Hola tienes mucha razon estos leds son muy buenos y queria ver si me pueden ayudar en algunos aspectos.

Lo que pasa es ya que yo tengo un proyecto con leds SMD 5050.

Tengo varias dudas. 

1.-Bueno yo utilizo los leds conectados directamente a la linea de 120V y de ahi coloco el rectificador para que los leds trabajen con corriente continua, yo estoy utilizando un rectificador que viene en forma de integrado. Mi duda aqui es como calcular la tencion que sale del rectificador?.

2.-Por otro lado yo estoy conectando arreglos en serie de 51 leds pero mi problema es que se comienzan a calentar los leds, ¿Como crees que pueda solucionar eso sin que la intencidad de los leds disminuya???

3.-Y por ultimo, si coloco una resistencia limitadora esa la obtengo por ley de ohm verdad? pero esa es por cada arreglo en serie que coloque o como la calculo?

Las caracteristicas del led que utilizo son estas:
Voltaje maximo de 3.6V y minimo de 3V
Corriente de 20mA

Espero poder contar con tu ayuda.

Muchas gracais


----------



## wilmar88 (Dic 29, 2011)

Bueno talvez ya es tarde pero debo aclarar que los 5050 tienen 3 leds dentro por lo que si esta en paralelo consumiria 60mA y en serie 20mA pero dando el voltaje en serie o en paralelo consume la misma potencia 0.02*9= 0.18W (caso de blancos) o 0.06*3=0.18W. El LED esta revolucionando la iluminación, es cara no hay duda pero tiene muchas ventajas.
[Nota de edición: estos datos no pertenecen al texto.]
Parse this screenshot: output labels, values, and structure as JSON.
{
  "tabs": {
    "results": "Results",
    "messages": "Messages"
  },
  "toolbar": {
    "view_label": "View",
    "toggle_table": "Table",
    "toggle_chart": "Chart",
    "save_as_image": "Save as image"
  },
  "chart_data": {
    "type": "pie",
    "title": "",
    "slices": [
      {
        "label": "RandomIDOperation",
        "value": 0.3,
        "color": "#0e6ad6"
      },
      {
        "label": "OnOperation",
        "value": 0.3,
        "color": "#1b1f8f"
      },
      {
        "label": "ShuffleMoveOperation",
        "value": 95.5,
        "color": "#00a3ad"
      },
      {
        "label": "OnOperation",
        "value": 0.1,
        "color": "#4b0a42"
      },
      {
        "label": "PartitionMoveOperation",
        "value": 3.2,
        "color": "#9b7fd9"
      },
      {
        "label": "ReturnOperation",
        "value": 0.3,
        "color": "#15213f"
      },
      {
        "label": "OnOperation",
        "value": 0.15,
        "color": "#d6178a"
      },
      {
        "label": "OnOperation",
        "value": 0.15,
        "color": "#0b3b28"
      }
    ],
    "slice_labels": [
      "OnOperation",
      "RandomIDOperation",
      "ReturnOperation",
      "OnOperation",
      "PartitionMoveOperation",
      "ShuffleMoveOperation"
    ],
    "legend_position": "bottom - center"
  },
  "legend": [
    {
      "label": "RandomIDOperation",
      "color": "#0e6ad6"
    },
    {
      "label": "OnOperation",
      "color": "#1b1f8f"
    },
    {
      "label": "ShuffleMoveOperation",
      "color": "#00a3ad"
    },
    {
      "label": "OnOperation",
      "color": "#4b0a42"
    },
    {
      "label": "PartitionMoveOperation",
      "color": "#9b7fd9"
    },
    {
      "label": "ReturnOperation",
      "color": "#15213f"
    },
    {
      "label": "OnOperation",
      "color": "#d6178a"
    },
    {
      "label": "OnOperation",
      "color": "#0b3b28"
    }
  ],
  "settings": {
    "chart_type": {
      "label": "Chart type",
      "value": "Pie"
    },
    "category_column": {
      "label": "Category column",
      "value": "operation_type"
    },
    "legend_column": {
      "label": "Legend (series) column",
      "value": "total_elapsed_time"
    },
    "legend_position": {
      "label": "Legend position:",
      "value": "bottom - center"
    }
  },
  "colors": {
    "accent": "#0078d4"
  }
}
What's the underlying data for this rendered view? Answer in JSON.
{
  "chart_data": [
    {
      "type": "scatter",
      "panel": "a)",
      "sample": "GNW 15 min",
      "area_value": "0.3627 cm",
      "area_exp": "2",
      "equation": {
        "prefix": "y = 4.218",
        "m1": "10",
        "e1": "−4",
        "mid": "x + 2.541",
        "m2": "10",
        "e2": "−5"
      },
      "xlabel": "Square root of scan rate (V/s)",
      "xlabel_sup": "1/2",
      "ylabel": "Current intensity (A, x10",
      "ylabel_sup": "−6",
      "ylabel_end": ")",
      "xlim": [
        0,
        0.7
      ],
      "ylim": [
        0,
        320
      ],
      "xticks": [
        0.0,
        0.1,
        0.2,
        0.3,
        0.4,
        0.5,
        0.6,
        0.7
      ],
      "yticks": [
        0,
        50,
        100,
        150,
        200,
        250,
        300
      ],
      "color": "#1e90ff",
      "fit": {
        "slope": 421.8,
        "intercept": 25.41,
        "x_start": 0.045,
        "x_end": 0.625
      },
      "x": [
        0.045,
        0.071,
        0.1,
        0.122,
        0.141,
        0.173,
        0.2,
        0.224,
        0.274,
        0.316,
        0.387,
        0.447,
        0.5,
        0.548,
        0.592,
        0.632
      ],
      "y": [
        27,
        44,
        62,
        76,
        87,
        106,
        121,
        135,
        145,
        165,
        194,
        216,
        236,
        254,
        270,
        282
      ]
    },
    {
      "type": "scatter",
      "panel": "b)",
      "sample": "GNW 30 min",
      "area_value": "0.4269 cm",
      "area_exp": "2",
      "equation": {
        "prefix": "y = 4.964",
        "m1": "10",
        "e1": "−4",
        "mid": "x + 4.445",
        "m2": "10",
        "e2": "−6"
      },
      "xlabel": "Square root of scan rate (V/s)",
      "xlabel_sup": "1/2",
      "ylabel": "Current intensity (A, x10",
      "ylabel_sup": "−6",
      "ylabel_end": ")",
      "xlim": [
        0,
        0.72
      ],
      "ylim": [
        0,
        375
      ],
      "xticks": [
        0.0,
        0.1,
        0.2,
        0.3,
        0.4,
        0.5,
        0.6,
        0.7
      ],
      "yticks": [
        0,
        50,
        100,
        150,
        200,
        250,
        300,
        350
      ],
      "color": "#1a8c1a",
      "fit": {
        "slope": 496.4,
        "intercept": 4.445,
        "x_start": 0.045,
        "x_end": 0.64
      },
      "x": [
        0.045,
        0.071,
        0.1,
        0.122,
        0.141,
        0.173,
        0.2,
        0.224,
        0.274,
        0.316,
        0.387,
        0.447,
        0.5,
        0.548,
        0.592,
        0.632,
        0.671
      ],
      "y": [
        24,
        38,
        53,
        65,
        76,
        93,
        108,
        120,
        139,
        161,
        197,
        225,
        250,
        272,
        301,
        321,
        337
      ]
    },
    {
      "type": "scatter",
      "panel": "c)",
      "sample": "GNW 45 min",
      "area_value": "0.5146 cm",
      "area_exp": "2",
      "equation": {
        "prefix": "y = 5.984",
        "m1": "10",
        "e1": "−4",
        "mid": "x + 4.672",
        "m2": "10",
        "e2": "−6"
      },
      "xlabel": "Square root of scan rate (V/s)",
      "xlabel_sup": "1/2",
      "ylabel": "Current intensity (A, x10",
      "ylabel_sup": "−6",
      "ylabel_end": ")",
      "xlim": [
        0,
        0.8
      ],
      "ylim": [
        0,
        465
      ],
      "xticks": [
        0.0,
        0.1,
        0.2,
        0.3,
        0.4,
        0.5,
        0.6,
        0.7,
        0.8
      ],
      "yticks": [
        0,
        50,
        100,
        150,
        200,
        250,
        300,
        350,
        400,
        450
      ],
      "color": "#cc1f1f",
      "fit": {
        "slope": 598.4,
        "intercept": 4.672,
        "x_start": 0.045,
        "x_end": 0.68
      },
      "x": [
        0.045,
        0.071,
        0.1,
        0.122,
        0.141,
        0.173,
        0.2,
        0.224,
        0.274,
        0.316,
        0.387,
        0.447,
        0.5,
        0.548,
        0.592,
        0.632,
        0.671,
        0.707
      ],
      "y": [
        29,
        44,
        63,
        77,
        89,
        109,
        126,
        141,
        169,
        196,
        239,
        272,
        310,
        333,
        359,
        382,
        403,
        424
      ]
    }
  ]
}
Los Leds de potencia se calientan un poco según como sea su encapsulado, se puede resolver la temperatura separando mas los leds de distancia o con disipadores si son SMD.  La ley de ohm es la correcta para una resistencia limitadora

como estandar a 12V, se coloca 3 leds en serie blancos o verdes o azules a 150ohm y rojos o amarillos con 330


----------



## vifu1979 (Jun 26, 2016)

hola un saludo a todo el foro de electronica  
me gustaria saber como puedo montar leds smd 5050 sobre undisipador de aluminio los leds son blancos de tres chips cada uno de ellos el problema es que no dispongo  de una pcb de aluminio


----------



## zopilote (Jun 26, 2016)

Tienes que comprar el pcb de aluminio atravez de aliexpress, por que en  ebay no hay mucha oferta de pcb de aluminio.


----------